= Daniel Goode =

American classical composer

Daniel Goode (born January 24, 1936) is an American composer and clarinetist.

Daniel Goode was born in New York City. After graduating in 1957 from Oberlin College, he studied composition at Columbia University with Henry Cowell and Otto Luening, receiving an MA 1962. He pursued further studies at the University of San Diego with Pauline Oliveros and Kenneth Gaburo (Benary and Sandow 2001).

Goode's works show influence from several sources, including bird song, Cape Breton fiddling, drone, Indonesian gamelan music, and minimal music (specifically music as a gradual process). Often two or more of these elements are combined in a single composition.

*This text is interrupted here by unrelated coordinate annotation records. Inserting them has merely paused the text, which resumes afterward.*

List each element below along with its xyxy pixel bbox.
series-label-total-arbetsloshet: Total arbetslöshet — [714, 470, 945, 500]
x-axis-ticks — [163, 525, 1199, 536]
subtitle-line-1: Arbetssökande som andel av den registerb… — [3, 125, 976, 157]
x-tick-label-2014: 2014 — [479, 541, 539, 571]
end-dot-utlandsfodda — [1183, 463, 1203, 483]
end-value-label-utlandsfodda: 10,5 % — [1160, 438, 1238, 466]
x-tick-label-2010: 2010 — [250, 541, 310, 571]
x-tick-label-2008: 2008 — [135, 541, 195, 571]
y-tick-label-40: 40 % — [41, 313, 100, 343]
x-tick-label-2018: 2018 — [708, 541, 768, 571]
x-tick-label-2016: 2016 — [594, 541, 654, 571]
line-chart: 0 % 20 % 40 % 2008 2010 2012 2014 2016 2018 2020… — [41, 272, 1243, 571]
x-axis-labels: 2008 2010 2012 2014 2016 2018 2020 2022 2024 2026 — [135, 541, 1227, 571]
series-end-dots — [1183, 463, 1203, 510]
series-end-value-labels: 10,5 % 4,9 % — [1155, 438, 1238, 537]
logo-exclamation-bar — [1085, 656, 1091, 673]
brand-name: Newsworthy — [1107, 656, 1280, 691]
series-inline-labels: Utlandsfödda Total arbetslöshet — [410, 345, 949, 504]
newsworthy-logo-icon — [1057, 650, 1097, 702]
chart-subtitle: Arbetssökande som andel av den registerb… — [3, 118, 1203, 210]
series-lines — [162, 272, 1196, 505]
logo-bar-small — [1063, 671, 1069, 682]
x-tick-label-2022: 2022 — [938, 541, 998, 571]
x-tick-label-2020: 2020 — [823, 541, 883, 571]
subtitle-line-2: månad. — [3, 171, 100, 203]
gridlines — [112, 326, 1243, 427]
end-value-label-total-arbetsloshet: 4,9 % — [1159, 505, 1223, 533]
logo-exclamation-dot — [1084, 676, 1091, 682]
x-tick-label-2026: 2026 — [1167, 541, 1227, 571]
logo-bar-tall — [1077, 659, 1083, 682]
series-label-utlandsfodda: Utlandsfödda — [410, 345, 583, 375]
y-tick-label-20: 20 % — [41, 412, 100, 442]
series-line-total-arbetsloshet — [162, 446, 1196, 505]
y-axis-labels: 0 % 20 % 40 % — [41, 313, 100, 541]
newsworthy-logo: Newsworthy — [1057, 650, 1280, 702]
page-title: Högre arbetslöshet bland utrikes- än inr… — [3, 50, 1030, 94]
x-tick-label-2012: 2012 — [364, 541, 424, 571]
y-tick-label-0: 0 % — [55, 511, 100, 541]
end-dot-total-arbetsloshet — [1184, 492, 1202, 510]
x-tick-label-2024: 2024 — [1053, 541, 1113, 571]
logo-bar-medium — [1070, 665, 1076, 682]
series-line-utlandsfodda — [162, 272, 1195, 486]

Goode created and served as Director of the Electronic Music Studio of Livingston College, Rutgers University from 1971 to 1998 and is co-director of the DownTown Ensemble which he co-founded in New York in 1983 (Benary and Sandow 2001). As a clarinetist he is proficient in the technique of circular breathing, which he uses frequently in performances with the group.

Since 1976, Goode has been a member of Gamelan Son of Lion, a Javanese-style iron gamelan ensemble dedicated to new music, for which he has composed many works. He has developed a special keyless clarinet made from a length of plastic pipe that allows him to play in the Indonesian slendro tuning system, which he plays with the group on occasion.

His works are published by Frog Peak Music and Theodore Presser.